Radiohead Says Accidental Death Ruling “Feels Frustratingly Insufficient” Following Stage Collapse Investigation

With the end of the new inquest into the infamous 2012 Toronto stage collapse, Radiohead and Scott Johnson’s family may finally have some closure.

Nearly seven years ago, a video monitor weighing over two tons fell on Scott Johnson.  The scaffolding structure at Downsview Park in Toronto had collapsed an hour before Radiohead’s performance, killing the drum technician instantly.  Three others were injured.

Johnson had worked with several performing artists and groups, including Robyn, the Killers, and White Lies, among others.

On the English band’s website, Radiohead drummer Philip Selway wrote,

We have all been shattered by the loss of Scott Johnson, our friend and colleague.  He was a lovely man, always positive, supportive and funny; a highly skilled and valued member of our great road crew.

“We will miss him very much.  Our thoughts and love are with Scott’s family and all those close to him.

Several weeks ago, Ontario’s chief coroner undertook a new five-person jury inquest into Johnson’s tragic passing.

Now, following the jury’s recommendations, Radiohead has issued a public statement.

The end of a tragic seven-year journey.

On Wednesday, the jury returned with 28 non-binding recommendations.

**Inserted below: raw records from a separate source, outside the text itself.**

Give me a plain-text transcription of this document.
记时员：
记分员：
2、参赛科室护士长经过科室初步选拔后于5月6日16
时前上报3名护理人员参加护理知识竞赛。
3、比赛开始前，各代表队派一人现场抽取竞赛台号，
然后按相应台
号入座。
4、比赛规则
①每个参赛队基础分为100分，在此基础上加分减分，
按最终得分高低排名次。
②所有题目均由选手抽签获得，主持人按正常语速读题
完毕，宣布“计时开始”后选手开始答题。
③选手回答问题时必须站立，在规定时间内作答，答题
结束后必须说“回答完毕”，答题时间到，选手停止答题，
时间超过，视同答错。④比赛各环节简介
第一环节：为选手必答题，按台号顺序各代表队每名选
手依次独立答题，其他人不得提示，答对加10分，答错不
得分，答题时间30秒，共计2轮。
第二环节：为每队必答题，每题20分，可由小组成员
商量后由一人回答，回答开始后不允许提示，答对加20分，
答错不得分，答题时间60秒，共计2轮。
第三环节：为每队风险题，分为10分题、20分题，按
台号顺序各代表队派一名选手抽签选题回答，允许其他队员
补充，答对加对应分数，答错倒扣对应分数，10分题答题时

The jury found plans for the staging used in 2012 contained grave errors.  Among other findings, organizers and promoters had used the wrong materials for the roofing.  The stage construction also lacked independent oversight.

The jury ultimately ruled Johnson’s death “accidental.”

In the recommendations, the five-person team proposed new rules.  These include forcing organizers and promoters to build licensed temporary stages.  To work at venues and stages, riggers would also require certifications similar to electricians.  In addition, independent engineers must design and subsequently inspect all staging structures.

In a statement posted online, Radiohead wrote,

The inquest into the death of our friend and crew member, Scott Johnson, has now concluded.

The inquest itself was conducted in a constructive, thorough and fair-minded way.  It revealed the negligence and failings that led to Scott’s death.

Admitting the jury’s accidental death verdict “feels frustratingly insufficient,” the band continued,

The Jury have made sound and practical recommendations to prevent such an accident happening again and to ensure the future safety of show crews and audiences.

It’s up to all of us now to make sure that these recommendations are implemented.

Expressing the band’s gratitude to the Coroner’s office and the jury for their “tireless work,” Radiohead concluded,

Our love and respect go out to Ken and Sue Johnson, Scott’s parents.  He will be forever in our thoughts.

Speaking with the CBC, Johnson’s father, Ken, expressed his gratitude that the inquest had finally ended.

I think it just brings some closure, at least.

There’s hardly a month gone by in the last seven years where I’m not involved in some dialogue about Scott and what’s happened, so I quite look forward to perhaps not having that dialogue.